NUCLEOTIDE SEQUENCE VARIATION OF ALCOHOL DEHYDROGENASE IN DROSOPHILA MELANOGASTER

A comparative DNA sequence analysis of eleven cloned Drosophila melanogaster alcohol dehydrogenase genes from five natural populations has revealed thirty-eight nucleotide and three length polymorphisms within the structural locus. Only one of fourteen polymorphisms in the coding regions produces an amino acid replacement, thr-lys at codon 192, which defines the electrophoretic polymorphism, Adh-f - Adh-s. This disparity implies that most amino acid replacements in Adh have been selectively deleterious. However, the magnitude of selection against such mutations need not be large.

Only two of the eleven genes were found to be identical to one another. The five Adh-f alleles differed, on average, from the six Adh-s alleles by 23 substitutions (including insertion/deletion) over a 2.7 kilobase region including the complete structural locus and a 800 base pair 3' flanking region. Although there was also considerable variability within the two classes of alleles, identical or closely related sequences were broadly distributed geographically, suggesting there is little long-term geographical isolation in the species.

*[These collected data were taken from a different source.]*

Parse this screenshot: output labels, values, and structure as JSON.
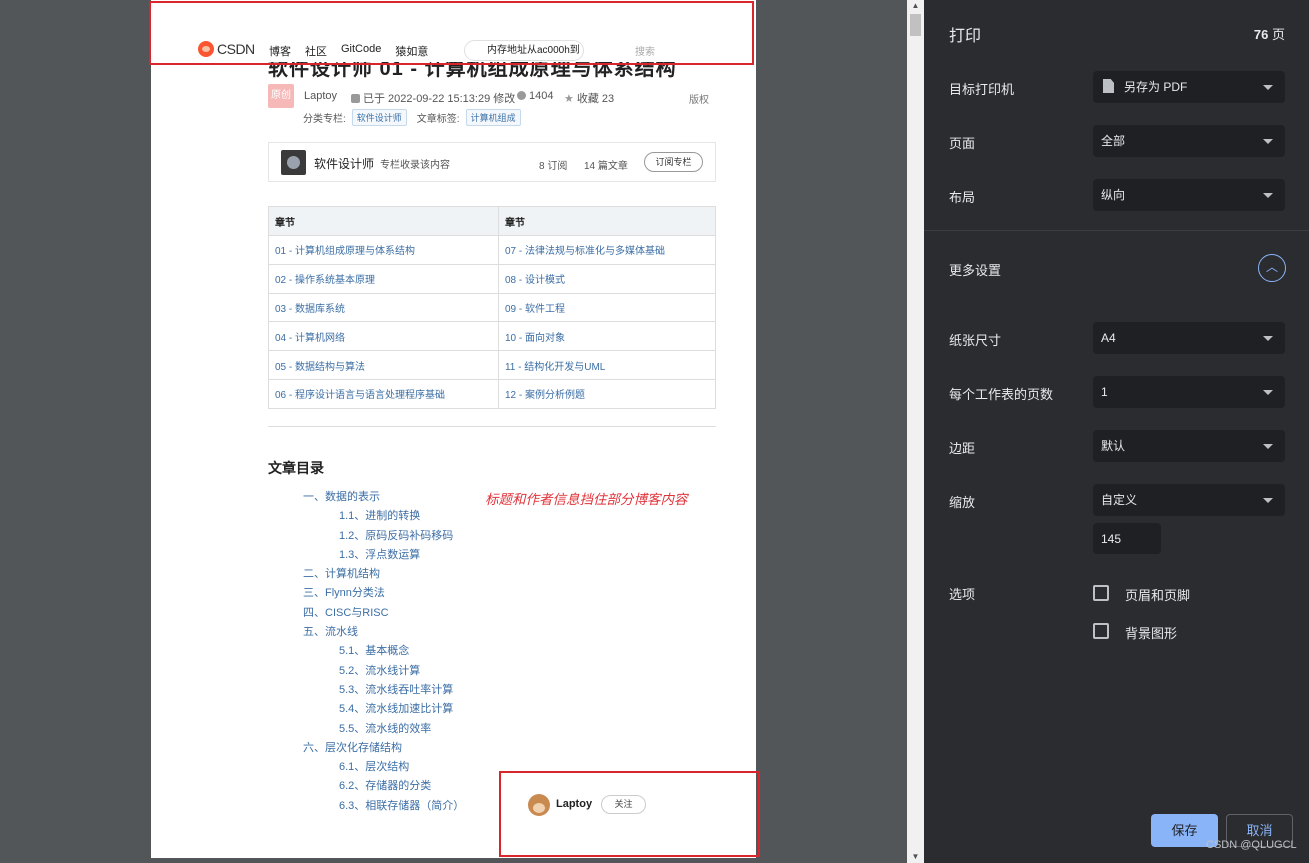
{
  "header": {
    "logo_text": "CSDN",
    "nav": [
      "博客",
      "社区",
      "GitCode",
      "猿如意"
    ],
    "search_value": "内存地址从ac000h到",
    "search_button": "搜索"
  },
  "article": {
    "title_partial": "软件设计师 01 - 计算机组成原理与体系结构",
    "badge": "原创",
    "author": "Laptoy",
    "modified": "已于 2022-09-22 15:13:29 修改",
    "views": "1404",
    "favorites": "收藏 23",
    "copyright": "版权",
    "category_label": "分类专栏:",
    "category_tag": "软件设计师",
    "tag_label": "文章标签:",
    "tag": "计算机组成"
  },
  "column": {
    "name": "软件设计师",
    "sub": "专栏收录该内容",
    "subscribers": "8 订阅",
    "articles": "14 篇文章",
    "subscribe_button": "订阅专栏"
  },
  "chapters": {
    "headers": [
      "章节",
      "章节"
    ],
    "rows": [
      [
        "01 - 计算机组成原理与体系结构",
        "07 - 法律法规与标准化与多媒体基础"
      ],
      [
        "02 - 操作系统基本原理",
        "08 - 设计模式"
      ],
      [
        "03 - 数据库系统",
        "09 - 软件工程"
      ],
      [
        "04 - 计算机网络",
        "10 - 面向对象"
      ],
      [
        "05 - 数据结构与算法",
        "11 - 结构化开发与UML"
      ],
      [
        "06 - 程序设计语言与语言处理程序基础",
        "12 - 案例分析例题"
      ]
    ]
  },
  "toc": {
    "title": "文章目录",
    "items": [
      {
        "level": 1,
        "text": "一、数据的表示"
      },
      {
        "level": 2,
        "text": "1.1、进制的转换"
      },
      {
        "level": 2,
        "text": "1.2、原码反码补码移码"
      },
      {
        "level": 2,
        "text": "1.3、浮点数运算"
      },
      {
        "level": 1,
        "text": "二、计算机结构"
      },
      {
        "level": 1,
        "text": "三、Flynn分类法"
      },
      {
        "level": 1,
        "text": "四、CISC与RISC"
      },
      {
        "level": 1,
        "text": "五、流水线"
      },
      {
        "level": 2,
        "text": "5.1、基本概念"
      },
      {
        "level": 2,
        "text": "5.2、流水线计算"
      },
      {
        "level": 2,
        "text": "5.3、流水线吞吐率计算"
      },
      {
        "level": 2,
        "text": "5.4、流水线加速比计算"
      },
      {
        "level": 2,
        "text": "5.5、流水线的效率"
      },
      {
        "level": 1,
        "text": "六、层次化存储结构"
      },
      {
        "level": 2,
        "text": "6.1、层次结构"
      },
      {
        "level": 2,
        "text": "6.2、存储器的分类"
      },
      {
        "level": 2,
        "text": "6.3、相联存储器（简介）"
      }
    ]
  },
  "annotation": "标题和作者信息挡住部分博客内容",
  "floating_author": {
    "name": "Laptoy",
    "follow": "关注"
  },
  "print_panel": {
    "title": "打印",
    "page_count": "76",
    "page_unit": "页",
    "destination_label": "目标打印机",
    "destination_value": "另存为 PDF",
    "pages_label": "页面",
    "pages_value": "全部",
    "layout_label": "布局",
    "layout_value": "纵向",
    "more_settings": "更多设置",
    "paper_label": "纸张尺寸",
    "paper_value": "A4",
    "per_sheet_label": "每个工作表的页数",
    "per_sheet_value": "1",
    "margins_label": "边距",
    "margins_value": "默认",
    "scale_label": "缩放",
    "scale_value": "自定义",
    "scale_input": "145",
    "options_label": "选项",
    "option_header_footer": "页眉和页脚",
    "option_background": "背景图形",
    "save": "保存",
    "cancel": "取消"
  },
  "watermark": "CSDN @QLUGCL",
  "colors": {
    "accent": "#8ab4f8",
    "panel_bg": "#2b2c2f",
    "annotation_red": "#d9252c",
    "csdn_orange": "#fc5531"
  }
}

The distribution of shared nucleotides among the polymorphic positions in the eleven alleles contains evidence for intragenic recombination in the structural gene. Two intragenic recombinations are inferred from the sequence analysis.

An 800bp 3' flanking region is highly conserved among the eleven alleles, exhibiting a one order of magnitude lower level of polymorphism than silent polymorphisms in the exons and introns. The region contains no long open reading frames suggestive of a structural locus. Either this large region is highly constrained by yet undetermined functions or it has a low rate of mutation.